Some 1,464 children were sexually assaulted by the end of the first half of
2007, and 2,623 sexual abuse cases in children were reported in 2006.
The Ministry of Social Affairs' data revealed that most children fall prey to
sexual assault during the school year. Of those molested in 2006, 318 were
under the age of five, 717 were between the ages of six and eight, 37.4% of
those assaulted were boys and 62.6% girls.
The fickleness of numbers
The numbers, said the ministry's report, are probably higher. In many cases the
victims prefer not to file a complaint against their assailants.
The assailants in child molestation cases are not always adults: in the first
half of 2007, some 282 children and teenagers were interrogated by the police
department's youth division, on suspicion of perpetrating sexual offenses.

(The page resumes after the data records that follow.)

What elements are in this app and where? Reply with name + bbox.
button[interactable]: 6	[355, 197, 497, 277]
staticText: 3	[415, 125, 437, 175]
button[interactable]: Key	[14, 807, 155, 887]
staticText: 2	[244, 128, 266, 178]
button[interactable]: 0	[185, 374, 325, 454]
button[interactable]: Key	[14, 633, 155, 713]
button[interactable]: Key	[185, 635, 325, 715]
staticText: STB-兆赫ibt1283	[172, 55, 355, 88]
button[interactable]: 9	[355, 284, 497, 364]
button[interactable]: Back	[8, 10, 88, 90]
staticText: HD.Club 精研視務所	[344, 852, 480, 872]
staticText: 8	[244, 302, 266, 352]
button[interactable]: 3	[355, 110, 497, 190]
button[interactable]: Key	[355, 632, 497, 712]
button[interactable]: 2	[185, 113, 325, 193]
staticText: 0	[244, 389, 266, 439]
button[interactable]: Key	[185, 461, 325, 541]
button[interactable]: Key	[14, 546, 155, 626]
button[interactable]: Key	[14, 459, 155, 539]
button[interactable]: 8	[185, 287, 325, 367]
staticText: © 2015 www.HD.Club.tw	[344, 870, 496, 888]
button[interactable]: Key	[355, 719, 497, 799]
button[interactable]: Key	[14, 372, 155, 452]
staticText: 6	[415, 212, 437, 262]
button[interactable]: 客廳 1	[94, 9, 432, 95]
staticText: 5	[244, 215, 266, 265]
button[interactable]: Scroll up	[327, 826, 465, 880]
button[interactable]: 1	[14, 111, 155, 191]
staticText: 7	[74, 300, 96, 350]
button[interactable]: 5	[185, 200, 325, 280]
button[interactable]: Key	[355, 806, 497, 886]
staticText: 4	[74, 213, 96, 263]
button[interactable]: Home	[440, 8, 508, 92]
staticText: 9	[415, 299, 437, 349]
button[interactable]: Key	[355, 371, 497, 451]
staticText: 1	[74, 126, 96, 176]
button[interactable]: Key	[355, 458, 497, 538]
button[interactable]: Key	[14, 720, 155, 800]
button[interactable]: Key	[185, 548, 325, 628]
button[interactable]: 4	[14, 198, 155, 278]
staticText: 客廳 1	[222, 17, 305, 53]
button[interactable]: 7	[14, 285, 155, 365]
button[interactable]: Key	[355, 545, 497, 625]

Children and teenagers who were victims of sexual assault are usually treated
by their municipal social workers. Since the problem began escalating, the
Social Affairs Ministry has been able to secure an additional $1.25 million to
its budget - all towards building eight new shelters for the long-term
treatment of these children.
The Ministry of Social Affairs' report is echoed by that of the National
Council for the Child: the council receives hundreds of reports a year, most of
them seeking counseling on life after the assault.
"Maybe all those on strike will finally wake up; the fact that the children are
devoid of structure is affecting their behavior," Dr. Itzhak Kedman, Head of
the National Council for the Child told Ynet Sunday, after hearing the report
on the 12-year-old girl who was allegedly drugged and raped by two 13-year-old
boys.
Kedman cites three main reasons which can make children behave like sexual
predator: "The main reason is the growing exposure to sexual content on the
internet. The younger children are, the less likely they are to differentiate
between reality and porn films," said Kedman.
The other two reasons are the judicial leniency shown to sex offenders and the
lack of proper treatments given to those molested. "It's a well documented fact
that children who were abused or molested grow up to be abusive adults. As long
as the State continues to ignore the problem nothing will change," he added.
MK Nadia Hilou (Labor-Meimad), head of the Knesset's Committee on Rights of the
Child, told Ynet that she intends to call and emergency session on the matter.
"
With the educational system on strike too many minors have no one looking out
for them. the committee will have to look into the recent reports of alcohol
and drug sales to minors, as well as decide on the criminal liability any
minors involved in such activity might be subject to," she says.